Diabetes Pancakes and Me
This recipe is about diabetes pancakes and me. I love pancakes so this was one of the first foods I had to learn to make my way(diabetic). No more pancake mix, it’s baking mix or flour recipes for me. This recipe is inspired by a Bisquick recipe. It has evolved over the years to what is now, my favorite recipe for pancakes. As I learned about cooking pancakes with a diabetic flare I added and modified as I needed.
Why 2 sweeteners?
You will see that I use two types of sweetener and you might think why not just one type. Well over the years I found that for me adding more of one kind of sweetener didn’t do much for upping the sweetness scale. But when I added two different sweeteners together the sweetness scale rose considerably. That’s why there are two sweeteners in the recipe.
Ingredients
- 1¾ cup all-purpose flour
- 6 packets of sweetener 3 pink/3 blue
- 1 ½ tablespoons baking powder
- ¼ teaspoon salt
- 1 cup milk
- 2 tablespoons canola oil
- 2 large eggs
- ½ teaspoon vanilla (optional)
- 1 teaspoon lemon juice
Instructions
- Pre-heat cast iron comal until a drop of water will dance on the hot surface.

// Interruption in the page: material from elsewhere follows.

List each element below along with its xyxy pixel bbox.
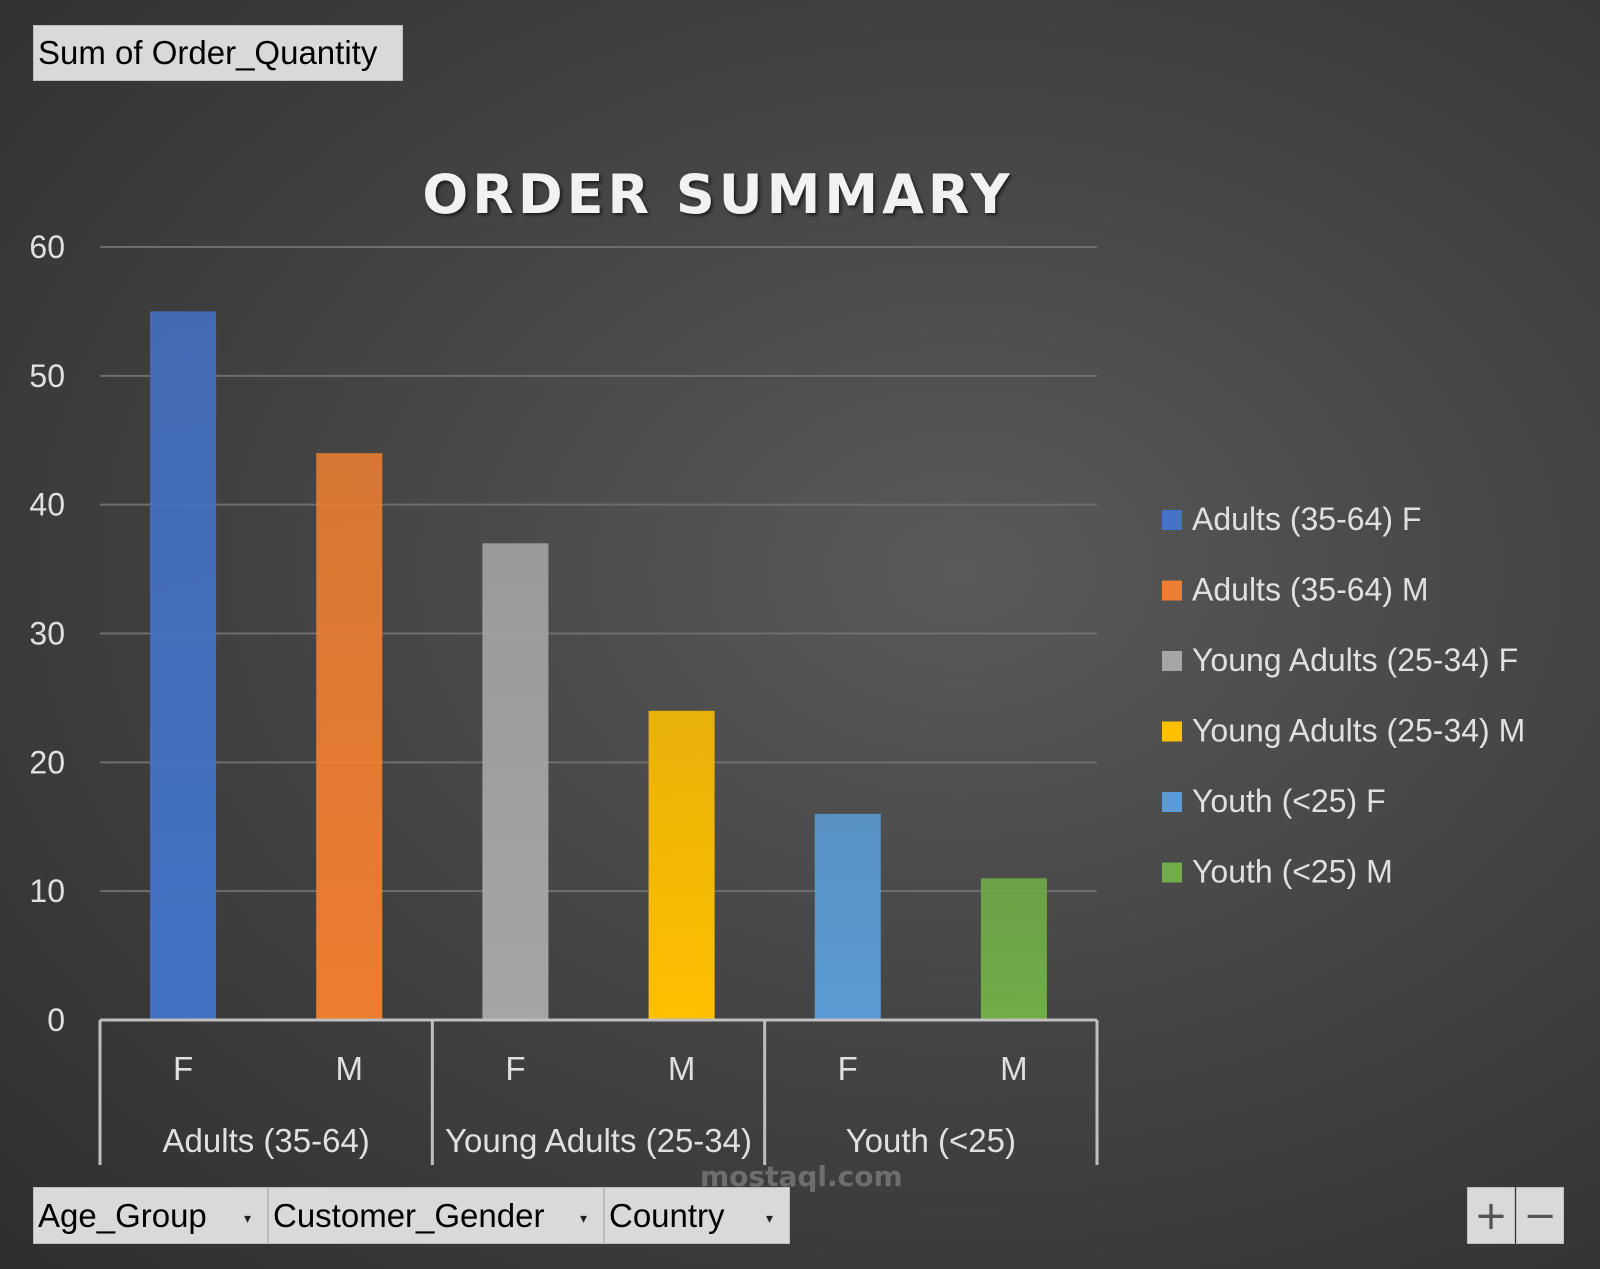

- Add all the dry ingredients to a mixing bowl and combine.
- Add all the wet ingredients to the mixing bowl and whisk together.
- Lightly spray your hot griddle with cooking spray.
- Use a ¼ cup measuring cup to scoop the pancake batter onto the griddle.
I cook my pancakes until I see bubbles on the surface. I turn them when the edges get golden brown. To check doneness on the cooked side lightly press the middle of the pancake with a finger and if it springs back the pancake is done. The pancakes may vary on your skillet and stove so keep an eye on them. Serve with a good sugar-free syrup.